India Looks to Clean Energy for Expanding Population
Posted on: December 11th, 2009 by Jason DrewMumbai, an urban metropolis of roughly 35 million people, is growing rapidly and having difficulty keeping up with it’s peoples energy needs. Each year, in India, 14 million people are added to the population. By the end of this century it is expected to be the first and only country ever to reach two billion inhabitants. For several years, the economy has peaked around 7 to 9 percent in growth, and traffic is increasing ten fold.
Cars are a rare privilege in a country that relies mostly on buses and small rickshaws. However, for those drivers who do brave the traffic on the road most work commutes can last up to 90 minutes each morning. The increasing traffic has brought slews of new issues to India’s already crowded streets.
The train and bus systems are not much of an improvement. People are smashed into rail cars like sardines. In the last five years, there have been 20,000 deaths related to overcrowded railways. People are on the roof, hanging outside of doors, and sitting in carriages meant for luggage. The buses are just as bad as the railways. But most workers have no other option but to ride the crowded public transport systems.
However, India with the fourth biggest population in the world is becoming a hotbed for dangerous carbon emissions which are expelled by thousands of public transport vehicles operating at all hours.

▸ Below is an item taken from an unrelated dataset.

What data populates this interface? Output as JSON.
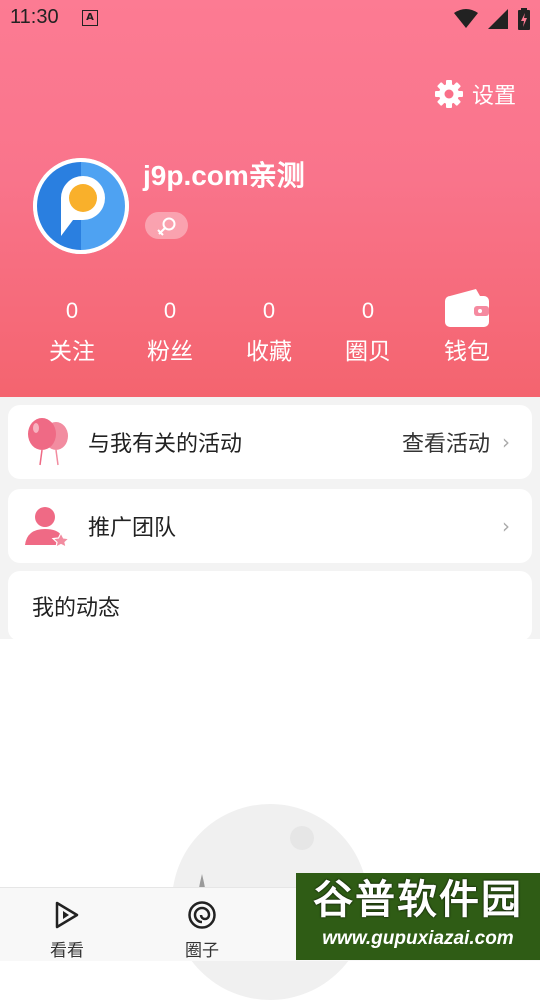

As the Indian economy and population increases their carbon emissions are exponentially increasing as well.
Environmental Minister, Jairam Ramesh, said that for basic survival the government will need to provide all residents with access to electricity and that the emphasis will have to be on doing it cleanly. India has joined the Group of 77, which including China, is an increasingly powerful block of countries which would like to see Western nations begin to pay for their carbon emissions.